The tax exempt nature of municipal bonds has been codified in the Tax Code at section 103, which states:

Except as provided in subsection (b), gross income does not include interest on any State or local bond.

So, of course, being a good tax scholar, you're dying to know those exceptions. They include a (1) Private activity bond which is not a qualified bond (generally, those bonds which finance projects that primarily benefit private parties rather than the general public); (2) Arbitrage bond and (3) Bond not in registered form, etc.

That means, then, so long as a municipal bond isn't excluded under section 103, it's tax-favored. The exact amount of tax exempt interest will be reported to you (and to IRS) on a 1099-INT at box 8:

Be careful, though. Just because it's not supposed taxable doesn't mean it's not reportable. You'll report the tax exempt interest on your form 1040 at line 8b:

You don't get a pass on all federal income tax consequences with a municipal bond: if you're subject to AMT (alternative minimum tax), some or all of that interest may be taxable.

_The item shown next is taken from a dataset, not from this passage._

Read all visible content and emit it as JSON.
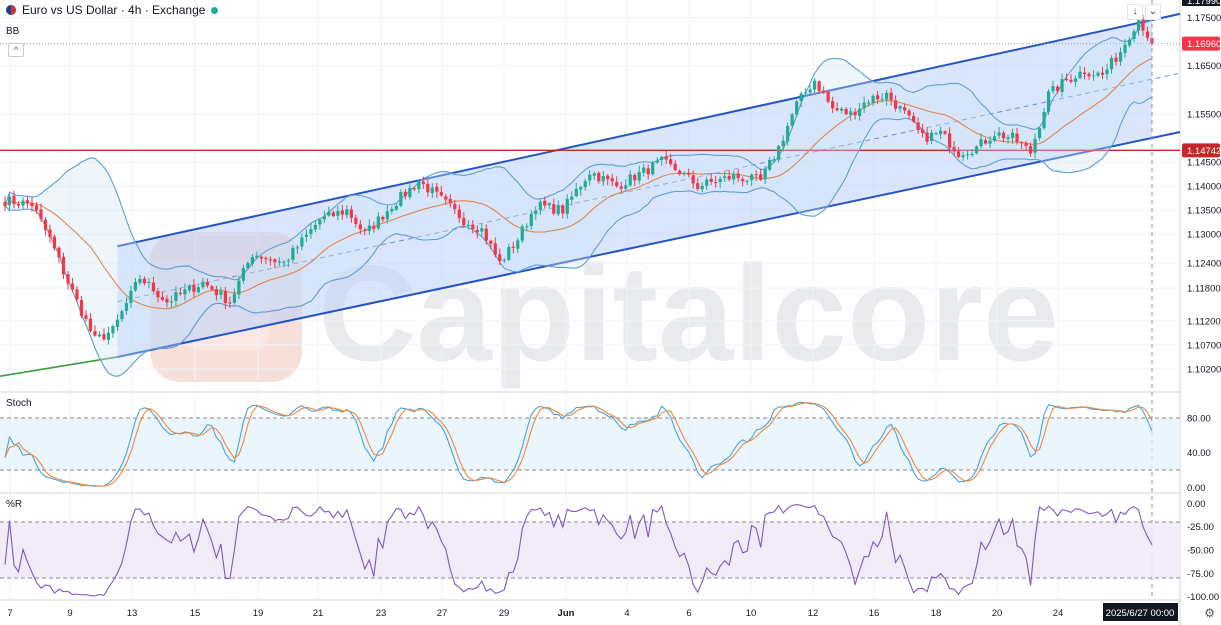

Additionally, even though the interest may be tax exempt for federal income tax purposes, you can still recognize taxable gain or loss at the sale of the bond - or if you bought the bond for less than face value.

And one more thing (I know, the hits keep coming): When figuring whether your Social Security benefits are taxable, the formula includes your adjusted gross income (AGI) + your tax exempt interest + 1/2 of Social Security benefits. If the total exceeds certain thresholds (currently, $25,000 for an individual taxpayers and $32,000 for married taxapayers filing jointly), a portion of your benefits may be taxable. That doesn't mean that the interest is taxable (it remains tax-exempt) but it does figure into your total tax bill.

Municipal bonds can be terrific, tax-favored investment vehicles. However, the tax consequences aren't necessarily easy to understand. If you have any questions about how they should be reported and taxed, consult with your tax and financial advisors.